40 S.E.2d 142 | Ga. | 1946
When no question is raised as to the moral fitness of the parties seeking the custody of a minor child, such custody should be awarded to the party having the legal right. When the mother of the child is dead, the father has the prima facie right of custody, and in order to sustain the contention that he has lost his parental power by reason of failure to provide necessaries for his child or by abandonment of his family, a clear and strong case must be made. Such a case was not made under the evidence in the present cause.
The respondent denied that Emma Roebuck is entitled to the custody of the child, whose name, he stated, is Willie Ben Calhoun III. He averred that while he was in the Army he had an allotment made to his child and the child's mother, which allotment amounted to the approximate sum of $80 per month; that since he has been discharged from the Army he has offered to provide the necessities of life for his son, but the petitioner has refused to allow him to do so and has refused to deliver the custody of his child to him despite many requests and demands therefor, which he has made on the petitioner since his army discharge. He alleged that he has married again and has a suitable home in which to care for his son; that he has never consented for the petitioner to have the custody of his child, and has never, by contract or otherwise, surrendered his parental powers over his minor son.
It appeared that, at the time Willie Ben Calhoun and Elizabeth Roebuck (mother of the child) were married, Calhoun was in the U.S. Army, and that he made an allotment for his wife and child, which continued until his discharge from the Army on August 17, 1944. The mother of the child died on July 16, 1945, in a tubercular hospital in New York City. Because of the ill health of the mother, Emma Roebuck had the care of the child from the time of his birth. At the funeral of Elizabeth Roebuck Calhoun, or soon thereafter, Willie Ben Calhoun asked Emma Roebuck for the child, and she refused to let Calhoun have him. The father has not provided for his child from the time of his discharge from the Army, except for a few articles of clothing. Some of the testimony given by the parties is referred to in the opinion.
The trial judge awarded the custody of the child to the father, and to this ruling Emma Roebuck excepts as being contrary to law and the evidence in the case, and without evidence to support it.
"While the judge, upon a hearing of a writ of habeas corpus for the detention of a child, is vested with a discretion in determining to whom its custody shall be given, such discretion should be governed by the rules of law, and be exercised in favor of the party having the legal right, unless the evidence shows that the interest and welfare *498
of the child justify the judge in awarding its custody to another." Sloan v. Jones,
Since the mother of the child was dead, the prima facie right of custody was in the father, the defendant in error in this case. Chapin v. Cummings,
In Brown v. Newsome,
In the present case it appears that Willie Ben Calhoun, the father of the minor child, was in the U.S. Army until August 17, *499 1944, and that up to that time he had made an allotment to his child and the child's mother. The mother of the child was ill from the time of his birth, and died July 16, 1945, in New York City. The father took his child from the home of Emma Roebuck, the maternal aunt, on July 8, 1946. From the record it appears that the father's Army discharge was from the Baxter General Hospital, and was signed by a medical officer. The record is silent as to the physical condition of the father on his discharge from the Army, or whether he was able to obtain immediate employment. Emma Roebuck testified: That immediately after her sister's funeral the father asked her for the child and she refused to let him have the child; that on the same date, and immediately before, the father took the child away from her home, she had talked with the father at the post office in Elberton, and he had said that he wanted to do something about the support of the child, and she had told him that she did not want any support for the child from him, that she had had the entire custody and control of the child almost from his birth, and ever since the death of his mother in 1945, and that she intended to keep it. The father testified: That on several occasions he had attempted to do something for the child in the way of providing necessaries, and Emma Roebuck had refused to allow him to do so, and told him that if the child needed anything she would look after that herself; and that since his discharge from the Army he had asked her to give him his child many times, which she had failed and refused to do.
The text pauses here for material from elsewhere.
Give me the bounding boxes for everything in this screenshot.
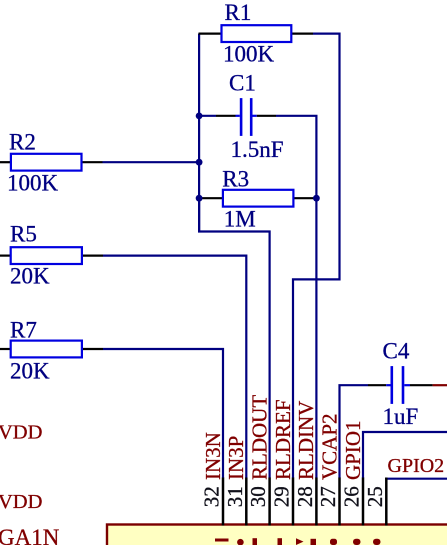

We think that the evidence justified the finding that the father did not abandon his child; that while he was in the Army the child was cared for by the mother's sister, since the mother was in bad health; that on the death of the mother the father attempted to obtain possession of the child, but the maternal aunt refused to allow him to have such possession; that the aunt not only did not demand that he support the child, but, on the contrary, discouraged and restrained any attempts he made to provide for him. Under all the circumstances of the case, we think that the father had not lost his parental power by failing to provide necessaries for his child and abandoning his family, as contended by the plaintiff in error, and that the judgment awarding the custody of the child to the father was proper. SeeBroxton v. Fairfax,
Judgment affirmed. All the Justices concur.